The recent freeze and warmup in temperatures has caused the roads to breakup and form potholes.
"There are going to be some and some are going to be very deep so it's important for people to be alert." - Frank Suarez, Spokesman, City of Fort Wayne

Now that snow and slush have been cleared from the roads, a new burden of potholes is greeting drivers at every destination.

"When you have a quick freeze and thaw like we had with the most recent storm, you often have this breakup when the moisture gets into the concrete, in this case the asphalt, has caused some potholes," said Frank Suarez, the spokesperson for the City of Fort Wayne.
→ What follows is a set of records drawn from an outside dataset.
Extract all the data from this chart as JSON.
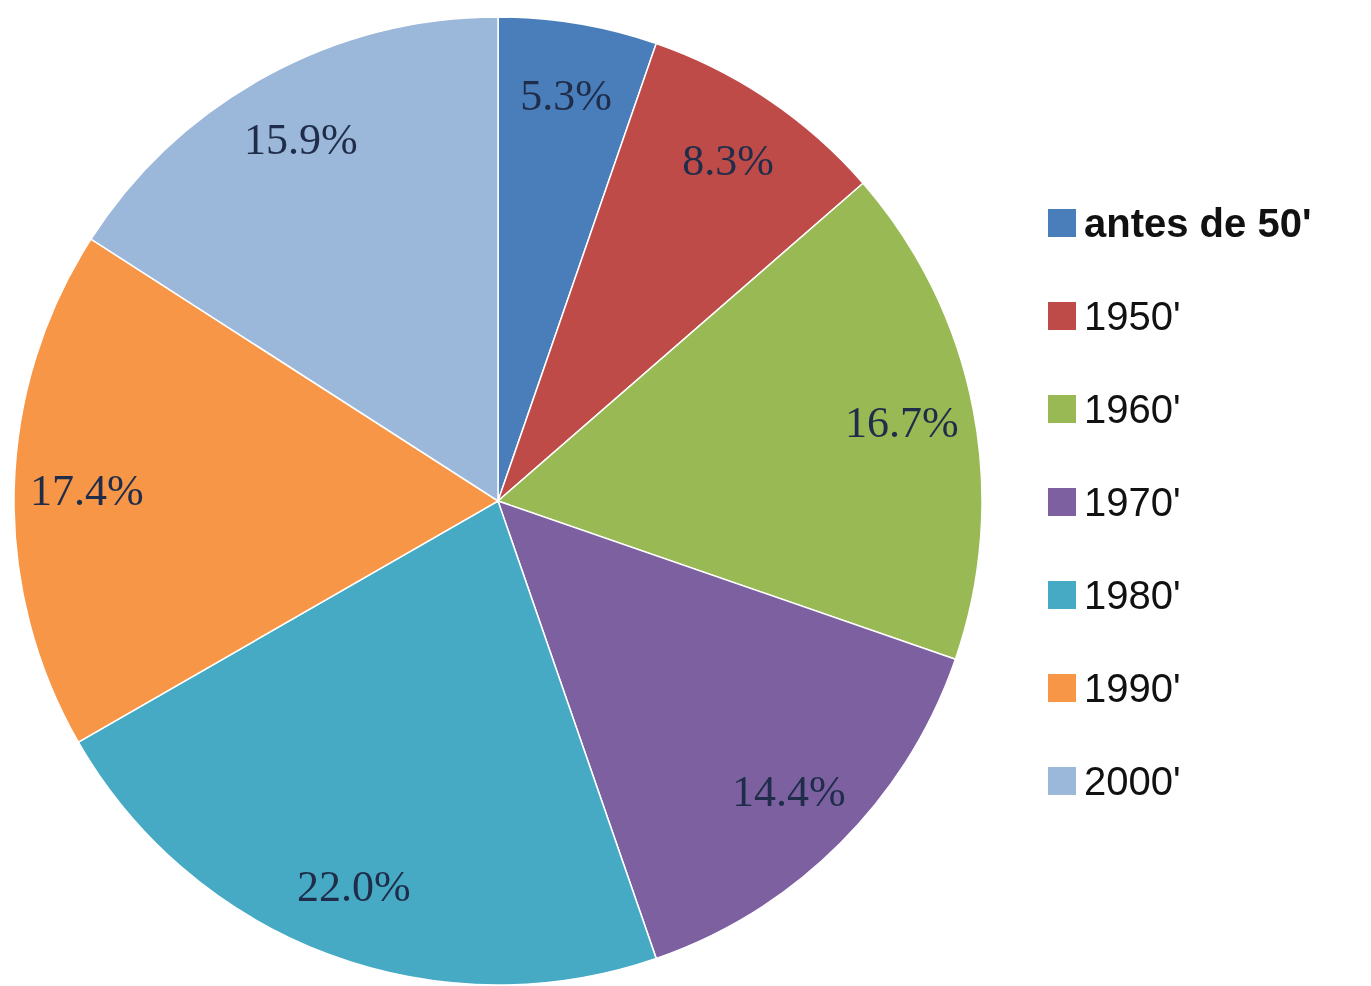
{
  "chart_data": {
    "type": "pie",
    "categories": [
      "antes de 50'",
      "1950'",
      "1960'",
      "1970'",
      "1980'",
      "1990'",
      "2000'"
    ],
    "values": [
      5.3,
      8.3,
      16.7,
      14.4,
      22.0,
      17.4,
      15.9
    ],
    "value_labels": [
      "5.3%",
      "8.3%",
      "16.7%",
      "14.4%",
      "22.0%",
      "17.4%",
      "15.9%"
    ],
    "colors": [
      "#4a7ebb",
      "#be4b48",
      "#98b954",
      "#7d60a0",
      "#46aac5",
      "#f79646",
      "#9bb7d9"
    ],
    "legend": "right"
  }
}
Now that the focus has shifted from snow removal to potholes, dozens of crews are working around the clock to patch up the problem areas.

"There are going to be some and some are going to be very deep so it's important for people to be alert," said Suarez.

Being alert is important. The deeper the hole, the greater the danger to your vehicle.

"It can knock anything out, frame out, steering out, tires, alignment anything I mean it'll tear the cars up," said Bud Mills, the owner of the auto shop, Broadway repair for more than 40 years. "Go slow, slow down. If you go slow and hit the bumps it’s not that bad but if you hit them going fast that's what tears the cars up," he said.

While the temperatures are still chilly, the holes are being patched with coal mix which is a temporary fix. When it warms up, problem spots will be filled with a more permanent fix of asphalt.

If there's a pothole you’d like to report, call the city at 311 and be as specific as possible when giving the location of the hole.